BuzzFeed News

Reporting To You

politics

The Government Just Found 14 More Kids In Its Custody Who Were Separated From Their Parents At The Border

Officials now say there are 47 children still in federal custody who are potentially eligible to be reunified with a parent.

Last updated on October 26, 2018, at 4:42 p.m. ET

Posted on October 26, 2018, at 11:15 a.m. ET

Central American asylum-seekers wait as US Border Patrol agents take them into custody in June 2018 near McAllen, Texas.
John Moore / Getty Images

Central American asylum-seekers wait as US Border Patrol agents take them into custody in June 2018 near McAllen, Texas.

Three months after a court-ordered deadline for US officials to reunify families separated at the southern border, the government revealed late Thursday that it had identified more separated kids not included in previous tallies.

The Office of Refugee Resettlement, an agency within the Department of Health and Human Services that manages the care of separated or unaccompanied migrant children, had identified 14 kids in its custody who were separated from a parent at the US–Mexico border, according to a new court filing.

The report does not include an explanation for why these children were not previously identified. The government wrote that ORR recently finished another review of its records to make sure children in its custody were accurately categorized, and concluded that the 14 children should be "re-categorized."

Department of Health and Human Services spokesperson Evelyn Stauffer said in an email to BuzzFeed News that the second review included new information added to ORR's records after the department had come up with its original count of the number of separated kids. Stauffer wrote that the second review was performed "in an abundance of caution, and with the intent to comply fully with the court’s order."

Lee Gelernt, the lead attorney from the American Civil Liberties Union representing separated families in court, said in a statement, "Given the lack of a plan or system to keep track of families, it’s no surprise the original numbers were inaccurate."

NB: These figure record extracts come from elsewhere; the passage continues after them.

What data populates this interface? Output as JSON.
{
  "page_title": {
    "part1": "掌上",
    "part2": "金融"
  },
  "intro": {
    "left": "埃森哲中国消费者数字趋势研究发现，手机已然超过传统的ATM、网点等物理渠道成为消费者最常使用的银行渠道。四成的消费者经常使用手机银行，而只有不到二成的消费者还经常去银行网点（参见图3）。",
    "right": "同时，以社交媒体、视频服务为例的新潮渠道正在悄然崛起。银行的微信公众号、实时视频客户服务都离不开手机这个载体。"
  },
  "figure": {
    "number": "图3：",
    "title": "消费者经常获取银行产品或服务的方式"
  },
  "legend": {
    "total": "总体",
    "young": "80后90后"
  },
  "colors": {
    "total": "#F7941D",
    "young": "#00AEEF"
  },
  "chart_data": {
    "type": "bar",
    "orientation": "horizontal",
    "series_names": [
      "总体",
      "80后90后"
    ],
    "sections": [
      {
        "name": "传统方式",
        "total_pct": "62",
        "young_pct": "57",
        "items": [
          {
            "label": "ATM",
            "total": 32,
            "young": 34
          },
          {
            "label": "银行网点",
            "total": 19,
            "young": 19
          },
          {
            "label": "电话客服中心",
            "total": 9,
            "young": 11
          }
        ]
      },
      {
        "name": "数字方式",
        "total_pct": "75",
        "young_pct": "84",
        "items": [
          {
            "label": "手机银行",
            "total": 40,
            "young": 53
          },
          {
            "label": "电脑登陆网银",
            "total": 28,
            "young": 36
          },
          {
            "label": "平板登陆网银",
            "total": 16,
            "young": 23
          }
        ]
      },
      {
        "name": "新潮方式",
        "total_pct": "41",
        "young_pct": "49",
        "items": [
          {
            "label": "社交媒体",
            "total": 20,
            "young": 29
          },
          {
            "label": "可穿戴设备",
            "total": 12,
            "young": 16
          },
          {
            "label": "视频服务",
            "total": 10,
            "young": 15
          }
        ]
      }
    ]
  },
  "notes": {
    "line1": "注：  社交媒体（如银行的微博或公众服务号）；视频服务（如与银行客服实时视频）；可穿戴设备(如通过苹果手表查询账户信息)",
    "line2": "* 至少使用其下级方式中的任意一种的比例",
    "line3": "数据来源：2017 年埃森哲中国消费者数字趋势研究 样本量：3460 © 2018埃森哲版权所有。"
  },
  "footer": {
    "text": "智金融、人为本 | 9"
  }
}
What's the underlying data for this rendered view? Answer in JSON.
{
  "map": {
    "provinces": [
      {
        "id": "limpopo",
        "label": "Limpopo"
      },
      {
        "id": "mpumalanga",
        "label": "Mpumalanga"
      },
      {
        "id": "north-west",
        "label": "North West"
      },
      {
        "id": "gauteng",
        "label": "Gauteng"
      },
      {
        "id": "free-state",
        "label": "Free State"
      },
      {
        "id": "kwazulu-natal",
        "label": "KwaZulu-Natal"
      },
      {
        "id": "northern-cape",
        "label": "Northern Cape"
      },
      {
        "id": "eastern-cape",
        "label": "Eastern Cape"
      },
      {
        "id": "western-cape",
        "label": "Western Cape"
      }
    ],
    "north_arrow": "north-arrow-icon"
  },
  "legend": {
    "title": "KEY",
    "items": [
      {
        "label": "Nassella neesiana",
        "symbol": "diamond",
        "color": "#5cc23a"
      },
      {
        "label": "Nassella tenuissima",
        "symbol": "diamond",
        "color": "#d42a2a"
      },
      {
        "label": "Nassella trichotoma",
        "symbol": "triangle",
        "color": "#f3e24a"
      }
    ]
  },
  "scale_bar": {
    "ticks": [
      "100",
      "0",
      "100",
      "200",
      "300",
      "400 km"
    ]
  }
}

Earlier this month, the Department of Homeland Security inspector general's office released a report finding that agencies were unprepared to deal with the effects of the Trump administration's "zero tolerance" policy — a practice of referring all adults accused of illegally crossing the border for criminal prosecution, which meant they were separated from children who came with them. The report found that there was no "central database" to track separated parents and children, and that agencies struggled to reunify families.

On Friday, government watchdog group Citizens for Responsibility and Ethics in Washington filed a lawsuit in federal district court in Washington, DC, accusing the Department of Homeland Security of violating federal record-keeping laws in how it documented enforcement of the "zero tolerance" policy and management of family separations.

Federal officials now say there are 47 separated children still in ORR custody who are potentially eligible to be reunified with a parent.

The latest filing came in a class action in federal district court in San Diego brought by the ACLU earlier this year on behalf of parents separated from their children at the border. On June 26, US District Judge Dana Sabraw ordered the government to reunify all eligible families, meaning the parent didn't have a criminal history or was otherwise deemed unfit or a danger to the child.

Of 14 newly identified children, the government said that seven are eligible for reunification with a parent. The other seven have parents with criminal histories that disqualify them from being reunited, according to the government. The ACLU has argued that not all criminal histories should be disqualifying, but Sabraw has so far rejected those challenges.

Under Sabraw's order, children under 5 years old had to be reunified within two weeks, and children between 5 and 17 had be reunified by the end of July. More than 1,400 families were reunified by Sabraw's deadline, but hundreds of children remained separated and in federal custody. Many parents had been deported and federal officials didn't know where they were. The government also deemed a number of parents ineligible because they were incarcerated or had a criminal history or because there were other red flags.

Working with the ACLU, the government has continued to track down deported parents and either arrange for children to be sent to their home countries for reunification, or secure waivers from parents that allow children to stay in the United States to pursue asylum claims. Some children have been placed with sponsors.

As of Oct. 23, 2,104 separated children had been reunified with a parent and 300 children were released from ORR care under other circumstances, such as getting a sponsor or turning 18, according to the latest report.

Sabraw has required the government to file regular status reports detailing its reunification efforts. In recent weeks, he's expressed optimism about the government's progress. Another status report is due Nov. 8, and the lawyers are due back in court on Nov. 9.

UPDATE

Updated with comment from a Department of Health and Human Services spokersperon and information about a lawsuit filed against the Department of Homeland Security.